創設者兼初代王者トラビス・パストラーナの手により、2018年に産声を挙げたNitroRXナイトロ・ラリークロスは、今季よりその名称を一新。従来からのシリーズコンセプトをより鮮明に打ち出すことを狙い、これまでのNitroRX改め『Nitrocross(ナイトロクロス)』へと生まれ変わり、6月16~17日にオクラホマ州ジェイのミッドアメリカ・アウトドアで開幕のときを迎えた。
全10戦で構成された9カ月にわたるシーズンのオープニングラウンドでは、王者ロビン・ラーソン(ドレイヤー&レインボールド・レーシング・ウィズ・JCレーステクニーク)やクリス・ミーク(XITEエナジー・レーシング)ら実力派を退けた、フレイザー・マッコーネル(DRR JC)が初代ウイナーの栄冠を手にした。
インディ途中離脱のコナー・デイリー、DRR加入で新生ナイトロクロスに本格参入「刺激に満ちている」
本格的にNitroRXとしてシリーズを開催した2021年のチャンピオンであり、オーガナイザーとしての顔も持つパストラーナは、このナイトロクロス創設当初より「ヨーロッパにルーツを持つ単なるミックスサーフェースのシリーズではなく、その進化版である」ことを折りに触れて強調してきた。
そうした本人の意図がより色濃く反映された今季は、ダート路面をベースとしつつ、ハイバンクのターンと大きなギャップを持つジャンプスポットなど、そのトラック設計をさらに強化。これらはすべて、モトクロスのスター選手でもあるパストラーナの経験や意図が反映されたものとなっている。
その最高峰クラス“グループE”では、最高出力1080PS(800kW)、0-100km/h加速約1.4秒というフル電動ワンメイクEV『FC1-X』が、グローバル選手権への成長を目指した昨季より導入されており、新年度も“ケン・ブロック・チャンピオンシップ・トロフィー”と名付けられたチャンピオンの栄冠を目指し、引き続き同車での勝負が繰り広げられる。
一方、この2023-24年シーズンに導入される新たな競技フォーマットでは、各グループでプラクティスヒート最速となったドライバーがトップクオリファーのセッションに進出。ここで敗退した残る3名は予選グループに振り分けられ、バトルヒートを経てファイナル進出を目指す、というもの。それ以外のチームは、決勝日午前の予選ヒートなどを経て、全8台によるファイナルの出場権を争う。
■優勝争いに挑んだミーク、足回り破損で散る
オクラホマ州で約1週間にわたり開催された『ビジョンズ・オフロード2023』のイベント内に組み込まれた今回の1戦は、初日の金曜から荒天に見舞われてセッションがディレイ。バトルファイナルは土曜日の朝に変更されるなど、いきなり短縮スケジュールを強いられる。そんななか、パストラーナやケビン・エリクソン(オルスバーグMSE)、アンドレアス・バッケルド(DRR JC)といったおなじみの面々が優位に立つ。

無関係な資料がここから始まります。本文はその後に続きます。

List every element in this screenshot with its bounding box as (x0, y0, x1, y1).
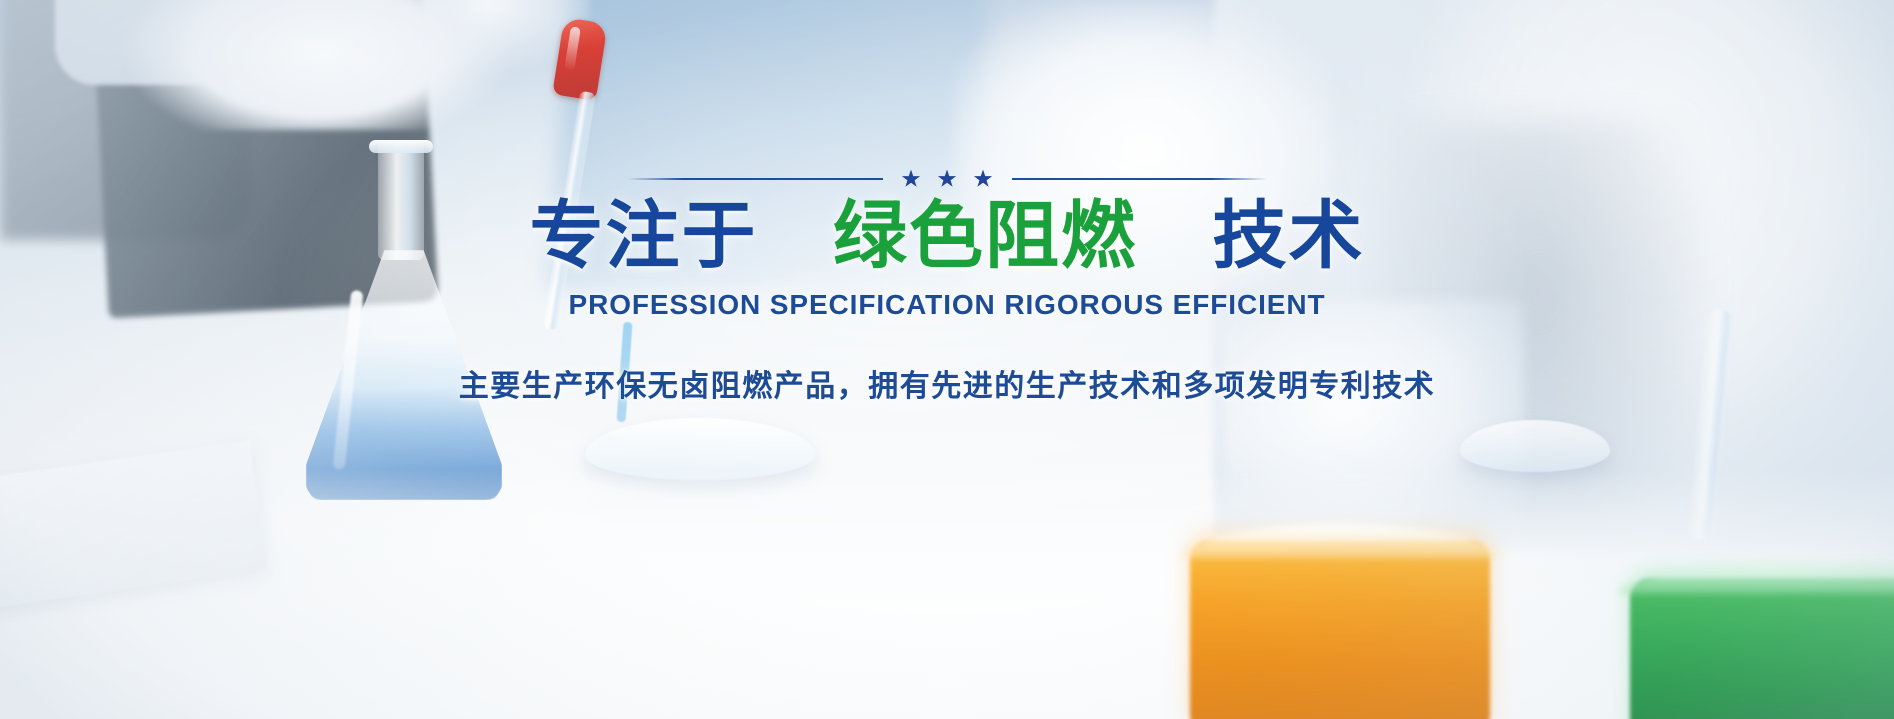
banner-tagline: 主要生产环保无卤阻燃产品，拥有先进的生产技术和多项发明专利技术 (459, 361, 1436, 405)
decorative-divider (627, 168, 1267, 190)
divider-rule-left (627, 178, 883, 180)
banner-subtitle: PROFESSION SPECIFICATION RIGOROUS EFFICI… (569, 289, 1326, 321)
divider-rule-right (1012, 178, 1268, 180)
star-group (883, 170, 1012, 189)
star-icon (938, 170, 957, 189)
page-title: 专注于 绿色阻燃 技术 (529, 198, 1364, 275)
headline-part-1: 专注于 (529, 193, 757, 279)
headline-part-2: 绿色阻燃 (833, 193, 1137, 279)
star-icon (902, 170, 921, 189)
hero-banner: 专注于 绿色阻燃 技术 PROFESSION SPECIFICATION RIG… (0, 0, 1894, 719)
star-icon (974, 170, 993, 189)
banner-content: 专注于 绿色阻燃 技术 PROFESSION SPECIFICATION RIG… (0, 0, 1894, 719)
headline-part-3: 技术 (1213, 193, 1365, 279)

明けた土曜も、本来なら8台によるファイナルは6周勝負になるところ、猛暑による路面状況を考慮して3周に短縮されると、それでもシリーズ史上最長トラックのお陰で雌雄を決するに充分なレース距離が確保される。
ここで主導権を握ったのはポールシッターとなったマッコーネルで、スタートから流れ落ちるように突入するハイバンクのターン1で、僚友のチャンピオンを押しやるように首位を堅持。この動きの余波で、4番手発進だったミークがジャンプアップ。スタートの混乱に乗じて2番手に進出する。
1周目にジョーカーを消化したマッコーネルに、続くラップで反応したミークがサイド・バイ・サイドで復帰して優勝争いに意欲を示すと、ここで両者は接触。この衝撃でXITEエナジー・レーシングのFC1-Xはサスペンションを破損し、その勝負に早くも終止符が打たれることに。これでポジションを引き継いだラーソンとケビンを従え、今季も活躍の場を広げるジャマイカ出身マッコーネルが、昨季に続く2勝目を飾った。

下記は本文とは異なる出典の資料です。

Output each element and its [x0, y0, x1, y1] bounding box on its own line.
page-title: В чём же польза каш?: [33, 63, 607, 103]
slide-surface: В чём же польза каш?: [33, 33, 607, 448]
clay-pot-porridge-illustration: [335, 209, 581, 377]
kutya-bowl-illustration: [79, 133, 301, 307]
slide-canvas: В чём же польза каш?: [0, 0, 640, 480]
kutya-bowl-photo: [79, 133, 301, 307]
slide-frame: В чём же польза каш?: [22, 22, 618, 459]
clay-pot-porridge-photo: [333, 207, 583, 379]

一方、開幕直前に参戦を表明したインディカー出身のコナー・デイリー(DRR JC)は、電動の競技車両もラリークロス自体も初体験のデビュー戦ながら見事にファイナル進出を果たし、最後尾ながら8位完走のリザルトを残した。
「まったく新しい環境だが、素晴らしいクルマだった。パワーは信じられないほど瞬間的で、それらがどう機能するかは新鮮だったよ。ギアボックスもそうだし、ジャンプもね……。トラックが少し乾けばスムーズで、狂ったように滑ることもなく本当に速いと感じた」と、そのドライビング世界を堪能した様子。
続いてユタ州ソルトレイクシティで開催される次戦はダブルヘッダーとなり、今回と同じく8月18~19日の金曜、土曜開催のスケジュールが組まれている。